Maximizing Drug Discovery Success With Machine Learning
Maximizing Drug Discovery Success With Machine Learning
The pipeline to new drugs isn’t straightforward. Whilst some estimates of only 5-10% of drug programs making it to approval may be lowballing the true rate, success is still far from guaranteed. What is guaranteed is the gargantuan time and cost of taking a compound from discovery to therapy. In response, pharmas are wising up and seeking to make use of what is perhaps their greatest resource – data.
Leveraging molecular data before trials begin means better selection of target compounds and a quicker development process. But data isn’t just a tool, it’s a commodity, and a hugely valuable one. How can we encourage companies to share data assets freely?

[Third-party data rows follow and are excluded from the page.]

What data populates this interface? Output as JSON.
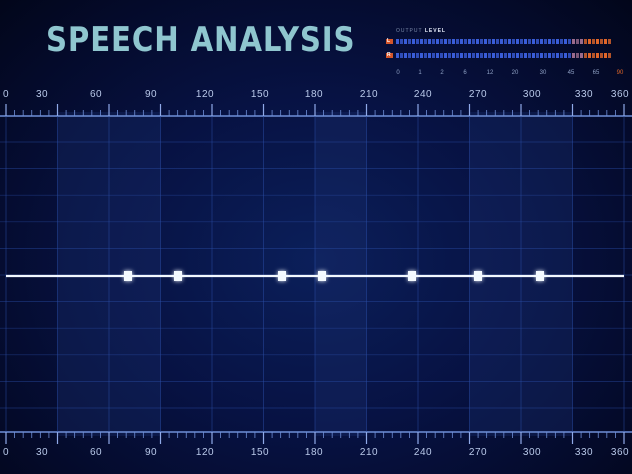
{
  "title": "SPEECH ANALYSIS",
  "output_level": {
    "caption_prefix": "OUTPUT",
    "caption_bold": "LEVEL",
    "channels": [
      "L",
      "R"
    ],
    "scale": [
      "0",
      "1",
      "2",
      "6",
      "12",
      "20",
      "30",
      "45",
      "65",
      "90"
    ]
  },
  "axis": {
    "ticks": [
      "0",
      "30",
      "60",
      "90",
      "120",
      "150",
      "180",
      "210",
      "240",
      "270",
      "300",
      "330",
      "360"
    ],
    "range": [
      0,
      360
    ]
  },
  "colors": {
    "background": "#040a2a",
    "grid": "#2b4ea8",
    "title": "#8fc6cf",
    "wave_core": "#e8f4ff",
    "wave_mid": "#5aa8ff",
    "wave_edge": "#2a56d8",
    "meter_blue": "#3a5dd8",
    "meter_orange": "#e0662a"
  }
}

One potential solution is offered by Machine Learning Ledger Orchestration for Drug Discovery (MELLODDY). This Innovative Medicines Initiative (IMI)-funded consortium hopes to leverage blockchain architecture to guarantee shareability and security for pharmaceutical data. What’s more, it already has the backing of 10 major pharmas. We talked to Hugo Ceulemans, MELLODDY Project Leader and Scientific Director, Discovery Data Sciences at Janssen Pharmaceutica NV and Mathieu Galtier, Project Coordinator at data science company Owkin to find out more.
Laura Lansdowne (LL): What is “MELLODDY” and why was it launched?

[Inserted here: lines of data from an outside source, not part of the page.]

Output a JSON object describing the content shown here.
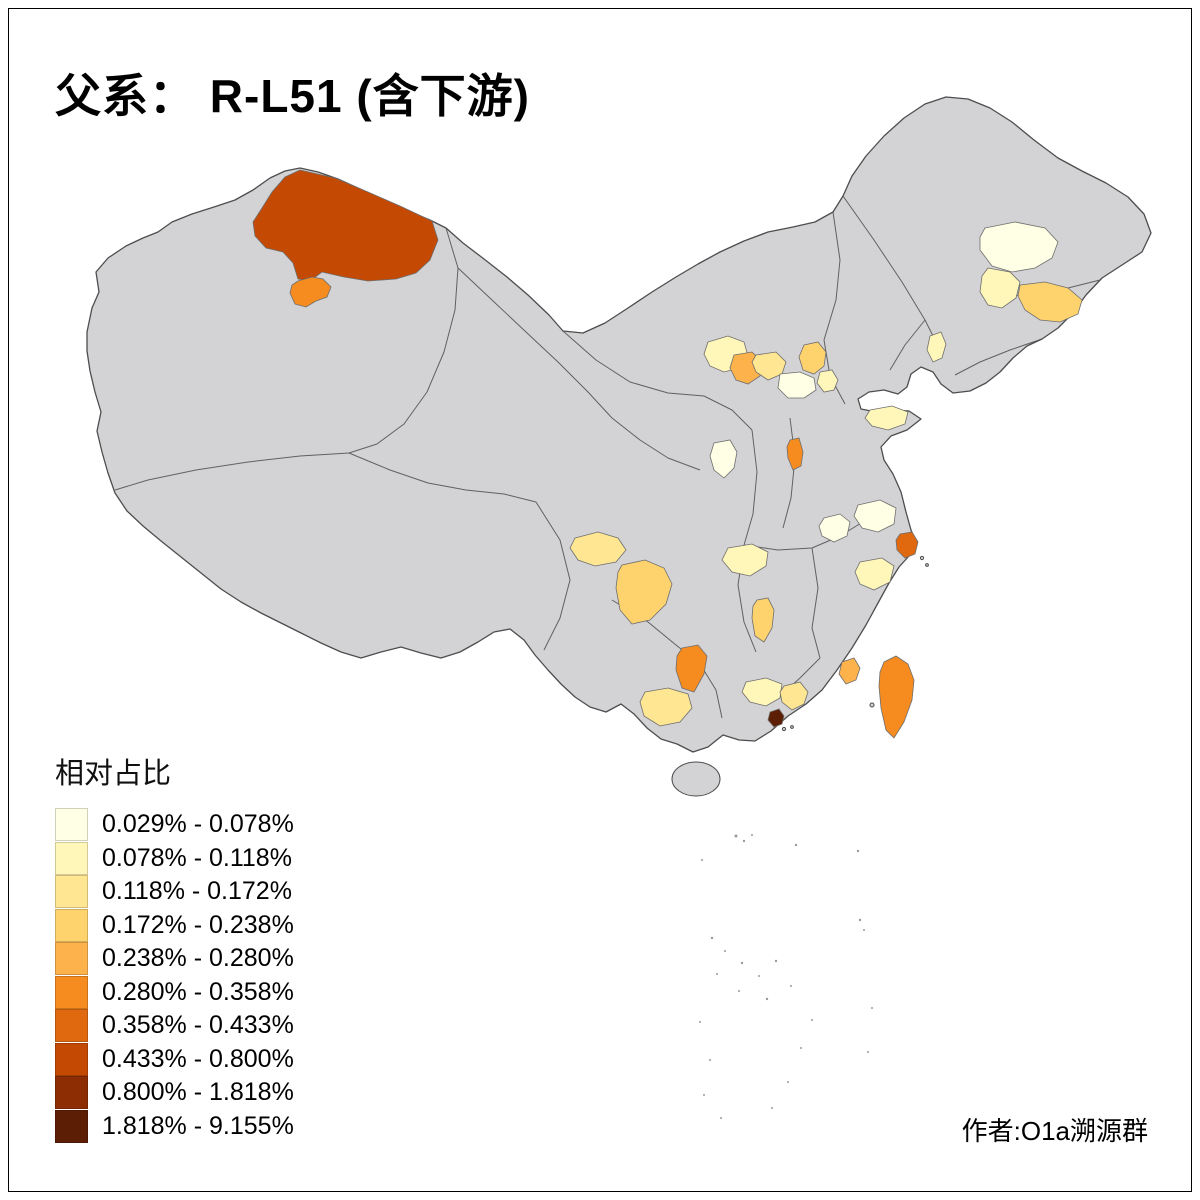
{
  "title": "父系： R-L51 (含下游)",
  "credit": "作者:O1a溯源群",
  "legend": {
    "title": "相对占比",
    "classes": [
      {
        "label": "0.029% - 0.078%",
        "color": "#FFFFE5"
      },
      {
        "label": "0.078% - 0.118%",
        "color": "#FFF6BA"
      },
      {
        "label": "0.118% - 0.172%",
        "color": "#FEE692"
      },
      {
        "label": "0.172% - 0.238%",
        "color": "#FED36E"
      },
      {
        "label": "0.238% - 0.280%",
        "color": "#FDB24C"
      },
      {
        "label": "0.280% - 0.358%",
        "color": "#F68C20"
      },
      {
        "label": "0.358% - 0.433%",
        "color": "#E06910"
      },
      {
        "label": "0.433% - 0.800%",
        "color": "#C44903"
      },
      {
        "label": "0.800% - 1.818%",
        "color": "#8C2D04"
      },
      {
        "label": "1.818% - 9.155%",
        "color": "#5C1F05"
      }
    ]
  },
  "map": {
    "land_color": "#D3D3D5",
    "border_color": "#4D4D4D",
    "region_border_color": "#6E6E6E",
    "regions": [
      {
        "id": "highlight-1",
        "class_index": 7,
        "points": [
          [
            300,
            170
          ],
          [
            335,
            178
          ],
          [
            368,
            192
          ],
          [
            400,
            206
          ],
          [
            432,
            221
          ],
          [
            438,
            240
          ],
          [
            430,
            260
          ],
          [
            416,
            273
          ],
          [
            396,
            279
          ],
          [
            368,
            281
          ],
          [
            344,
            277
          ],
          [
            322,
            272
          ],
          [
            310,
            281
          ],
          [
            298,
            279
          ],
          [
            293,
            263
          ],
          [
            283,
            252
          ],
          [
            266,
            248
          ],
          [
            255,
            236
          ],
          [
            253,
            222
          ],
          [
            262,
            208
          ],
          [
            272,
            192
          ],
          [
            285,
            177
          ]
        ]
      },
      {
        "id": "highlight-2",
        "class_index": 5,
        "points": [
          [
            298,
            281
          ],
          [
            312,
            277
          ],
          [
            323,
            279
          ],
          [
            331,
            287
          ],
          [
            327,
            297
          ],
          [
            316,
            301
          ],
          [
            306,
            307
          ],
          [
            295,
            304
          ],
          [
            290,
            293
          ],
          [
            292,
            285
          ]
        ]
      },
      {
        "id": "highlight-3",
        "class_index": 0,
        "points": [
          [
            985,
            228
          ],
          [
            1015,
            222
          ],
          [
            1045,
            228
          ],
          [
            1058,
            242
          ],
          [
            1052,
            258
          ],
          [
            1035,
            268
          ],
          [
            1012,
            272
          ],
          [
            992,
            266
          ],
          [
            980,
            250
          ],
          [
            980,
            237
          ]
        ]
      },
      {
        "id": "highlight-4",
        "class_index": 1,
        "points": [
          [
            988,
            268
          ],
          [
            1010,
            272
          ],
          [
            1020,
            282
          ],
          [
            1016,
            298
          ],
          [
            1002,
            308
          ],
          [
            988,
            305
          ],
          [
            980,
            292
          ],
          [
            982,
            276
          ]
        ]
      },
      {
        "id": "highlight-5",
        "class_index": 3,
        "points": [
          [
            1020,
            285
          ],
          [
            1045,
            282
          ],
          [
            1068,
            288
          ],
          [
            1082,
            300
          ],
          [
            1078,
            314
          ],
          [
            1060,
            322
          ],
          [
            1040,
            320
          ],
          [
            1025,
            310
          ],
          [
            1018,
            296
          ]
        ]
      },
      {
        "id": "highlight-6",
        "class_index": 1,
        "points": [
          [
            708,
            342
          ],
          [
            728,
            336
          ],
          [
            744,
            342
          ],
          [
            748,
            356
          ],
          [
            740,
            368
          ],
          [
            724,
            372
          ],
          [
            710,
            366
          ],
          [
            704,
            354
          ]
        ]
      },
      {
        "id": "highlight-7",
        "class_index": 4,
        "points": [
          [
            734,
            355
          ],
          [
            752,
            352
          ],
          [
            762,
            362
          ],
          [
            760,
            376
          ],
          [
            748,
            384
          ],
          [
            736,
            380
          ],
          [
            730,
            368
          ]
        ]
      },
      {
        "id": "highlight-8",
        "class_index": 2,
        "points": [
          [
            756,
            355
          ],
          [
            776,
            352
          ],
          [
            786,
            362
          ],
          [
            782,
            374
          ],
          [
            768,
            380
          ],
          [
            756,
            372
          ],
          [
            752,
            362
          ]
        ]
      },
      {
        "id": "highlight-9",
        "class_index": 3,
        "points": [
          [
            804,
            345
          ],
          [
            818,
            342
          ],
          [
            826,
            352
          ],
          [
            824,
            366
          ],
          [
            814,
            374
          ],
          [
            803,
            370
          ],
          [
            799,
            357
          ]
        ]
      },
      {
        "id": "highlight-10",
        "class_index": 0,
        "points": [
          [
            780,
            374
          ],
          [
            800,
            372
          ],
          [
            814,
            378
          ],
          [
            816,
            390
          ],
          [
            804,
            398
          ],
          [
            788,
            398
          ],
          [
            778,
            388
          ]
        ]
      },
      {
        "id": "highlight-11",
        "class_index": 1,
        "points": [
          [
            820,
            372
          ],
          [
            832,
            370
          ],
          [
            838,
            380
          ],
          [
            834,
            390
          ],
          [
            824,
            392
          ],
          [
            817,
            383
          ]
        ]
      },
      {
        "id": "highlight-12",
        "class_index": 5,
        "points": [
          [
            790,
            440
          ],
          [
            799,
            438
          ],
          [
            803,
            452
          ],
          [
            801,
            466
          ],
          [
            793,
            470
          ],
          [
            788,
            458
          ],
          [
            787,
            447
          ]
        ]
      },
      {
        "id": "highlight-13",
        "class_index": 0,
        "points": [
          [
            714,
            443
          ],
          [
            730,
            440
          ],
          [
            737,
            452
          ],
          [
            734,
            468
          ],
          [
            724,
            478
          ],
          [
            714,
            470
          ],
          [
            710,
            456
          ]
        ]
      },
      {
        "id": "highlight-14",
        "class_index": 1,
        "points": [
          [
            870,
            410
          ],
          [
            892,
            406
          ],
          [
            908,
            412
          ],
          [
            905,
            424
          ],
          [
            888,
            430
          ],
          [
            872,
            426
          ],
          [
            865,
            418
          ]
        ]
      },
      {
        "id": "highlight-15",
        "class_index": 0,
        "points": [
          [
            858,
            505
          ],
          [
            880,
            500
          ],
          [
            896,
            508
          ],
          [
            894,
            524
          ],
          [
            878,
            532
          ],
          [
            862,
            528
          ],
          [
            854,
            516
          ]
        ]
      },
      {
        "id": "highlight-16",
        "class_index": 6,
        "points": [
          [
            900,
            534
          ],
          [
            912,
            532
          ],
          [
            918,
            542
          ],
          [
            915,
            554
          ],
          [
            905,
            558
          ],
          [
            897,
            550
          ],
          [
            896,
            540
          ]
        ]
      },
      {
        "id": "highlight-17",
        "class_index": 1,
        "points": [
          [
            860,
            562
          ],
          [
            882,
            558
          ],
          [
            894,
            566
          ],
          [
            890,
            582
          ],
          [
            874,
            590
          ],
          [
            860,
            584
          ],
          [
            855,
            572
          ]
        ]
      },
      {
        "id": "highlight-18",
        "class_index": 0,
        "points": [
          [
            824,
            518
          ],
          [
            840,
            514
          ],
          [
            850,
            522
          ],
          [
            847,
            536
          ],
          [
            834,
            542
          ],
          [
            822,
            536
          ],
          [
            819,
            526
          ]
        ]
      },
      {
        "id": "highlight-19",
        "class_index": 2,
        "points": [
          [
            575,
            538
          ],
          [
            598,
            532
          ],
          [
            618,
            538
          ],
          [
            626,
            550
          ],
          [
            616,
            562
          ],
          [
            595,
            566
          ],
          [
            578,
            560
          ],
          [
            570,
            548
          ]
        ]
      },
      {
        "id": "highlight-20",
        "class_index": 3,
        "points": [
          [
            622,
            565
          ],
          [
            645,
            560
          ],
          [
            664,
            568
          ],
          [
            672,
            584
          ],
          [
            666,
            604
          ],
          [
            650,
            620
          ],
          [
            632,
            624
          ],
          [
            620,
            610
          ],
          [
            616,
            588
          ],
          [
            618,
            572
          ]
        ]
      },
      {
        "id": "highlight-21",
        "class_index": 1,
        "points": [
          [
            728,
            548
          ],
          [
            752,
            544
          ],
          [
            768,
            552
          ],
          [
            766,
            566
          ],
          [
            750,
            576
          ],
          [
            732,
            572
          ],
          [
            722,
            560
          ]
        ]
      },
      {
        "id": "highlight-22",
        "class_index": 3,
        "points": [
          [
            757,
            600
          ],
          [
            768,
            598
          ],
          [
            774,
            610
          ],
          [
            772,
            628
          ],
          [
            764,
            642
          ],
          [
            755,
            636
          ],
          [
            752,
            618
          ],
          [
            753,
            606
          ]
        ]
      },
      {
        "id": "highlight-23",
        "class_index": 5,
        "points": [
          [
            682,
            648
          ],
          [
            698,
            645
          ],
          [
            707,
            656
          ],
          [
            704,
            674
          ],
          [
            694,
            692
          ],
          [
            682,
            688
          ],
          [
            676,
            670
          ],
          [
            677,
            656
          ]
        ]
      },
      {
        "id": "highlight-24",
        "class_index": 2,
        "points": [
          [
            645,
            692
          ],
          [
            668,
            688
          ],
          [
            688,
            694
          ],
          [
            692,
            708
          ],
          [
            680,
            722
          ],
          [
            660,
            726
          ],
          [
            644,
            716
          ],
          [
            640,
            702
          ]
        ]
      },
      {
        "id": "highlight-25",
        "class_index": 1,
        "points": [
          [
            746,
            682
          ],
          [
            766,
            678
          ],
          [
            782,
            684
          ],
          [
            780,
            698
          ],
          [
            766,
            706
          ],
          [
            750,
            702
          ],
          [
            742,
            692
          ]
        ]
      },
      {
        "id": "highlight-26",
        "class_index": 2,
        "points": [
          [
            784,
            686
          ],
          [
            800,
            682
          ],
          [
            808,
            692
          ],
          [
            804,
            704
          ],
          [
            792,
            710
          ],
          [
            782,
            702
          ],
          [
            780,
            692
          ]
        ]
      },
      {
        "id": "highlight-27",
        "class_index": 9,
        "points": [
          [
            770,
            712
          ],
          [
            779,
            709
          ],
          [
            784,
            716
          ],
          [
            782,
            724
          ],
          [
            774,
            727
          ],
          [
            768,
            720
          ]
        ]
      },
      {
        "id": "highlight-28",
        "class_index": 4,
        "points": [
          [
            842,
            662
          ],
          [
            854,
            658
          ],
          [
            860,
            668
          ],
          [
            856,
            680
          ],
          [
            846,
            684
          ],
          [
            839,
            674
          ]
        ]
      },
      {
        "id": "highlight-29",
        "class_index": 5,
        "points": [
          [
            884,
            662
          ],
          [
            896,
            656
          ],
          [
            908,
            664
          ],
          [
            914,
            680
          ],
          [
            912,
            700
          ],
          [
            904,
            722
          ],
          [
            894,
            738
          ],
          [
            886,
            730
          ],
          [
            881,
            708
          ],
          [
            879,
            686
          ],
          [
            880,
            672
          ]
        ]
      },
      {
        "id": "highlight-30",
        "class_index": 1,
        "points": [
          [
            930,
            336
          ],
          [
            941,
            332
          ],
          [
            946,
            344
          ],
          [
            942,
            358
          ],
          [
            933,
            362
          ],
          [
            927,
            350
          ]
        ]
      }
    ]
  }
}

Hugo Ceulemans (HC): MELLODDY is a new Innovative Medicines Initiative (IMI)-funded consortium of pharmaceutical, technology and academic partners across Europe. MELLODDY is aiming, for the first time, to use machine learning methods on the annotated chemical collections of 10 pharma companies to develop a platform capable of creating more accurate prediction models of which compounds could be promising in the later stages of drug discovery and development.

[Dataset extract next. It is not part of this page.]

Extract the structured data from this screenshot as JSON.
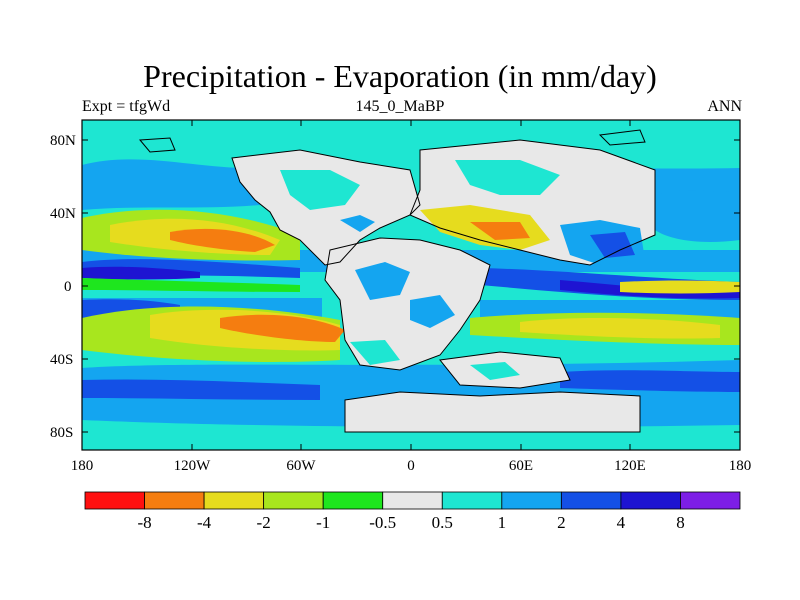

MELLODDY was launched to accelerate drug discovery using machine learning to unlock the maximum potential of pharma data – the world’s largest collection of small molecules with known biochemical or cellular activity – to enable more accurate predictive models and increase efficiencies in drug discovery.
Ruairi Mackenzie (RM): How will MELLODDY help to increase efficiencies in drug discovery?
HC: Our hypothesis is that the MELLODDY privacy-preserving federated machine learning platform will help the pharma partners in the consortium to explore fewer drug candidates that are of a higher overall quality, therefore likely saving time and costs.
LL: The MELLODDY consortium will use Owkin’s blockchain technology. Can you tell us more about this technology and its benefits in relation to drug discovery?
Mathieu Galtier (MG): The MELLODDY consortium will use a blockchain architecture technology, called Substra, which is being developed by Owkin. Substra is a framework for traceable machine learning orchestration on distributed and sensitive data. It makes it possible to deploy a network of nodes (in our case pharma servers) and orchestrate the training of machine learning models on data that remain stored in the different nodes. It is based on a distributed ledger technology (Hyperledger fabric) that ensures a full traceability of operations occurring on the network. It allows actors to collaborate without having to share their assets. In the case of drug discovery, this approach works well since pharmaceutical companies value confidentiality and data protection, hence the Substra technology can waive all limitations linked to data sharing.
We believe that by combining large amounts of small molecule data with our advanced machine learning technologies, we can better understand molecular structures and effects, biological pathways and heterogeneous outcomes – becoming the cornerstone of modern data-driven approaches to precision drug discovery.
LL: What is federated learning?
MG: The federated learning paradigm provides a practical solution to training predictive models on large amounts of data, owned by different data controllers (in our case pharma servers), while guaranteeing complete visibility over the use of the data to its controller. That data never leaves its “home” location, therefore preserving privacy and security. While data is kept locked on each partner’s infrastructure, our predictive models travel from one data controller to another to be trained on the protected data. Federated learning enables us to train algorithms on data at scale, which creates the most accurate and robust predictive models for powering applications.
RM: Does MELLODDY herald a future of more collaboration between pharma companies on data handling and analysis?
HC: The MELLODDY approach combines predictivity-boosting information exchange with security and privacy preservation of the underlying data and sensitive models. That unique combination has been key for pharma partners to involve an unprecedented collective volume of competitive discovery data. The hypothesis MELLODDY aims to directly test is that the sizeable jump in collective data volume over that directly accessible to any individual partner will boost the performance and applicability domain of models. Proof of the concept would likely indeed inspire the use of this and related technologies to enable collaborative analyses across data from pharma and other stakeholders with the aim of bringing safe and efficacious therapeutics to patients.
Hugo Ceulemans and Mathieu Galtier were speaking to Laura Elizabeth Lansdowne and Ruairi J Mackenzie, Science Writers for Technology Networks.